Collaborative Intelligence Week in Review - 28Oct2024
Best business article(s) I read this week…
This article, by best-selling author Seth Godin, summarizes key points from his latest book, This is Strategy: Make Better Plans. While the short headings below may not provide much guidance (you’ll have to read the article), they are:
Refuse false proxies.
Choose your customers, choose your future.
Choose your team.
Big problems demand small solutions.
Best technical article(s) I read this week…
On the use of Large Language Models in Model-Driven Engineering
Model-driven engineering (MDE) uses models to specify, analyze, and produce complex software systems. This paper describes how LLMs can be used to automate modeling tasks and develop and test software systems.
Other items I found valuable/interesting…
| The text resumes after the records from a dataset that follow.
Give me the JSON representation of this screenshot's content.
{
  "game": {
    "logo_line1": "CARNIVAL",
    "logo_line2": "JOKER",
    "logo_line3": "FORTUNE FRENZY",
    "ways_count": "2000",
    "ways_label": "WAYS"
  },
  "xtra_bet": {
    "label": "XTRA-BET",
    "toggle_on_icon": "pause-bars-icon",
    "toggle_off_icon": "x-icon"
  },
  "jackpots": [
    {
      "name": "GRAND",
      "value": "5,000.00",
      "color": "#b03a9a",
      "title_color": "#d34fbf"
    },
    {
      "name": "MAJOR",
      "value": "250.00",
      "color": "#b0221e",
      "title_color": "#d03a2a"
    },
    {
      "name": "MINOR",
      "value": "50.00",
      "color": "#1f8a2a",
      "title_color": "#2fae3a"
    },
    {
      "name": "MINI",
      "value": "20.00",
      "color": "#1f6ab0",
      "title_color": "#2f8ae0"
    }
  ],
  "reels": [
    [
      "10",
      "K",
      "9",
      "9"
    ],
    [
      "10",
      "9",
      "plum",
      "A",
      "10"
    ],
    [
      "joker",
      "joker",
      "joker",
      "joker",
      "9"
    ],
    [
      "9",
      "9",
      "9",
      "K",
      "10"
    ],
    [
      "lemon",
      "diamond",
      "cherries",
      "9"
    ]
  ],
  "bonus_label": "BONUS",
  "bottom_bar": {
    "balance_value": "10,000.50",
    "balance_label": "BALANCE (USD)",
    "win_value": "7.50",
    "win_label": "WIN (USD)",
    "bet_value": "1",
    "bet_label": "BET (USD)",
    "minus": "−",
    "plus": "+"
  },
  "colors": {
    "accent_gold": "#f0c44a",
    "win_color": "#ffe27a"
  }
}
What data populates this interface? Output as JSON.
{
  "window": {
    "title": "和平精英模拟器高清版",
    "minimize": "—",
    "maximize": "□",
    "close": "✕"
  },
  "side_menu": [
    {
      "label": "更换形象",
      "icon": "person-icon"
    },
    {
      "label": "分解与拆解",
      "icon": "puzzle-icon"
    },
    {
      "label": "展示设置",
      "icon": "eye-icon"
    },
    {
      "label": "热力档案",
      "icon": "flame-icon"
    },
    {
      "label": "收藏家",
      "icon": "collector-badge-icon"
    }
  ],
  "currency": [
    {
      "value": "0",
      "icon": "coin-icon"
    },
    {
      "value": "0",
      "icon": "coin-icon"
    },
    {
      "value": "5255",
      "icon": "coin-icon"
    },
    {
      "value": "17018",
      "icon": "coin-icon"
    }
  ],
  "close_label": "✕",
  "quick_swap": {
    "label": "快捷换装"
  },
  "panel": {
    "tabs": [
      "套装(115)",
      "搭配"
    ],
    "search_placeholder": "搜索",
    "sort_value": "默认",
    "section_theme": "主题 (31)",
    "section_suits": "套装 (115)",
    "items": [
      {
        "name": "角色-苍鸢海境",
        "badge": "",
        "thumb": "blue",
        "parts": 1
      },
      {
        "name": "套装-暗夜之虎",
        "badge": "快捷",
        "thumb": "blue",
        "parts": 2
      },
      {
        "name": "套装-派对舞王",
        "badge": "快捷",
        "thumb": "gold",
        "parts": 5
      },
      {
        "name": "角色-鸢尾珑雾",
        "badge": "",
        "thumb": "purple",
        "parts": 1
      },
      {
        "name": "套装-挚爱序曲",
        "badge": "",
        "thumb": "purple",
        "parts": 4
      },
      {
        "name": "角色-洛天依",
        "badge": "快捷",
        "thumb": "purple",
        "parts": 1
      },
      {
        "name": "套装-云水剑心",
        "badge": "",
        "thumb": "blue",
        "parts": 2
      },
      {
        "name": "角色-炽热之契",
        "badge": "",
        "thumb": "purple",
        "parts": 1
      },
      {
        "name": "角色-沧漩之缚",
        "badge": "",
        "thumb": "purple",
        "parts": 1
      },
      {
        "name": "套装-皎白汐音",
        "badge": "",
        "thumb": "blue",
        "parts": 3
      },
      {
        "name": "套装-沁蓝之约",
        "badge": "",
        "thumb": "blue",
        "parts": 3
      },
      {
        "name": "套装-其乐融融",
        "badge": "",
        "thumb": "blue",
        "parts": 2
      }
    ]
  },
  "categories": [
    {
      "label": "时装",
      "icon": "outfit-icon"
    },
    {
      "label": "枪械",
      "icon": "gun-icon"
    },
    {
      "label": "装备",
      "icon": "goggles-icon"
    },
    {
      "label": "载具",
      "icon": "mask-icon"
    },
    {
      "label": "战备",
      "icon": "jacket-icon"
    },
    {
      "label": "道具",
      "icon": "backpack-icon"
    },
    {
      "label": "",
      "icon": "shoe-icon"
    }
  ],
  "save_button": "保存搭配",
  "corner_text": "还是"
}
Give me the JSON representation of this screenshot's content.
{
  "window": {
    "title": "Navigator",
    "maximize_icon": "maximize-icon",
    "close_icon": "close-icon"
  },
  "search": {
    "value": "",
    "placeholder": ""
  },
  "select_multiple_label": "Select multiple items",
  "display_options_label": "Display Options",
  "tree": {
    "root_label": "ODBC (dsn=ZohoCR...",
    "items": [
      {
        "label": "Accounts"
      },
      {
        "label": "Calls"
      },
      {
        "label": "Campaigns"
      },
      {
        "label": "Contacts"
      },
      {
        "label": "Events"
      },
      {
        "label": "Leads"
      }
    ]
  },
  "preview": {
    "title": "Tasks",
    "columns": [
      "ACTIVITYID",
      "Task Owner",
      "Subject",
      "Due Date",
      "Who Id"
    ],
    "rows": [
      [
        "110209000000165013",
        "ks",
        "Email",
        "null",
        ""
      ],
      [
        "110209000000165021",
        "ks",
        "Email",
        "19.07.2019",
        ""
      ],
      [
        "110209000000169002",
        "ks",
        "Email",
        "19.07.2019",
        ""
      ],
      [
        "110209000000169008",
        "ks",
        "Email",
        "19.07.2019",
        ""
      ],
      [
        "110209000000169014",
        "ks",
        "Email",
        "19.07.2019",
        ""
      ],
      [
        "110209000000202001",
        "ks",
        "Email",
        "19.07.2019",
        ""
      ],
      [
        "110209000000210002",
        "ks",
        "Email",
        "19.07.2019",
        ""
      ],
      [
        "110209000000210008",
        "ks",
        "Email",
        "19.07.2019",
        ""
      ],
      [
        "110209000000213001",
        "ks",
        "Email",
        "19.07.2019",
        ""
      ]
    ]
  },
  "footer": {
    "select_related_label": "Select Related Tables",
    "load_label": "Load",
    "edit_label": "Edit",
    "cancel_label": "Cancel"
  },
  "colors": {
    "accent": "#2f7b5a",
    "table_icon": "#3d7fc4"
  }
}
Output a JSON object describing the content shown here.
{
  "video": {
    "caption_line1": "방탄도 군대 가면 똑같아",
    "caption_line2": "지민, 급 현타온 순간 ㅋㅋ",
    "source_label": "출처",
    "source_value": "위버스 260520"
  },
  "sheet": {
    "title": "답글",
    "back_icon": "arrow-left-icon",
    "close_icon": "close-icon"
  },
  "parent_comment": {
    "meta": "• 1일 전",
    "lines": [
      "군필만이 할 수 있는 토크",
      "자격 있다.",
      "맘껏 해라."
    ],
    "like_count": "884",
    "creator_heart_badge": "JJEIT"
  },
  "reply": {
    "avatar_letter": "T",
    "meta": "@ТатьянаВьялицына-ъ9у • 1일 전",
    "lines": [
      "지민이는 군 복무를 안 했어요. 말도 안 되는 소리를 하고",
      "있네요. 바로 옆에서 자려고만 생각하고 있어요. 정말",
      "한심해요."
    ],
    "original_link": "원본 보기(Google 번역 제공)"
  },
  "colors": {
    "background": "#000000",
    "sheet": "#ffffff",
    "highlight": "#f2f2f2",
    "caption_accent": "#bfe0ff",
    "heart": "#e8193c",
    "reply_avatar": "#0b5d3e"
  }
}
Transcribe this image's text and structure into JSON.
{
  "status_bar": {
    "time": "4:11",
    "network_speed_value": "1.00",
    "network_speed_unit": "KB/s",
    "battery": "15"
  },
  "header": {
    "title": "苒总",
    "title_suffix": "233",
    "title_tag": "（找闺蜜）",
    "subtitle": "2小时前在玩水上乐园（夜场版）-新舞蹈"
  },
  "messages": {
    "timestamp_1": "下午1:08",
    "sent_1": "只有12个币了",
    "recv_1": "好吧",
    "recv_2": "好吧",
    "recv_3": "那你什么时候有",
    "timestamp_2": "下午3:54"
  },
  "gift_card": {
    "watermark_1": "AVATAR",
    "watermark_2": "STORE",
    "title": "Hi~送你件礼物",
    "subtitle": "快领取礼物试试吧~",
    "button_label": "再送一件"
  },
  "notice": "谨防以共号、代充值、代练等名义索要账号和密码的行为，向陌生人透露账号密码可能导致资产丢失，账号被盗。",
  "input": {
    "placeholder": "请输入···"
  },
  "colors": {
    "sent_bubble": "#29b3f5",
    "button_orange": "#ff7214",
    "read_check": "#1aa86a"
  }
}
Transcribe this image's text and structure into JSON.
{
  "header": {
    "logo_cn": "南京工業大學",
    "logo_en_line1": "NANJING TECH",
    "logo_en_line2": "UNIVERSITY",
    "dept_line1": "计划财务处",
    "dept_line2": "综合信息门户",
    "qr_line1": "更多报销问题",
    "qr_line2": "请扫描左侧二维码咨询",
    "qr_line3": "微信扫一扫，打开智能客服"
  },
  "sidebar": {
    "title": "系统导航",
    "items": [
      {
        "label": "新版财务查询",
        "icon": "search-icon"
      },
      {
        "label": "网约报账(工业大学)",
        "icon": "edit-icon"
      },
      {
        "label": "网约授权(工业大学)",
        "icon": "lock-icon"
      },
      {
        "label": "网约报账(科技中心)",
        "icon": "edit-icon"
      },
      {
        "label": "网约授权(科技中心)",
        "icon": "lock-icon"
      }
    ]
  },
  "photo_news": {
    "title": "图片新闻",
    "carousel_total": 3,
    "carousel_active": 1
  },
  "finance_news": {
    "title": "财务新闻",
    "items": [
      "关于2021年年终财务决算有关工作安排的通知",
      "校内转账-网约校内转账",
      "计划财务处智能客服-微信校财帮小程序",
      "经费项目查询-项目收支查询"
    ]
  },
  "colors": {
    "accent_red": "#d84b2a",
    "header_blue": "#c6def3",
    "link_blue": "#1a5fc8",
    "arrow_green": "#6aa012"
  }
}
MIT Technology Review has created a humorous look at the state of AI. It plots advancements on a 2x2 matrix ranging from “Doom” to “Utopia” (y-axis) and “Hype” to “Reality” (x-axis).
With AI, Dead Celebrities Are Working Again—And Making Millions
This article describes how companies are contracting with the estates of dead celebrities to license their voices or likenesses to create new offerings (such as Julie Garland narrating The Wonderful Wizard of Oz) using generative AI.
The AI expert who says artificial general intelligence is nonsense
This is an interview with Neil Lawrence, DeepMind Professor of Machine Learning at the University of Cambridge, about his new book The Atomic Human: Understanding Ourselves in the Age of AI. Lawrence makes the case that we can make the most of both by better understanding human intelligence and how wildly different it is from AI.
Siemens USA CEO explains how digital twins work to optimize manufacturing
In this interview with CNBC’s Jim Cramer, Siemens USA CEO Barbara Humpton describes how manufacturers can benefit from using digital twins to solve many manufacturing challenges before they “begin to bend metal.”
Coolest thing I saw…
I’m unsure whether this will work as advertised, so it may not be cool, but it is interesting. The ring is a smart wearable that uses GPT 4o to provide such things as Q&A and real-time translation. It has a 3-axis gyroscope and accelerometer that can interpret 16 gestures, so you can use it as a mouse, among other things.
A company that caught my eye…
Newcleo
The AI revolution needs power. London-based Newcleo hopes to provide it. The company, which is focused on developing advanced nuclear energy technologies, raised nearly $148 million in a Series A round.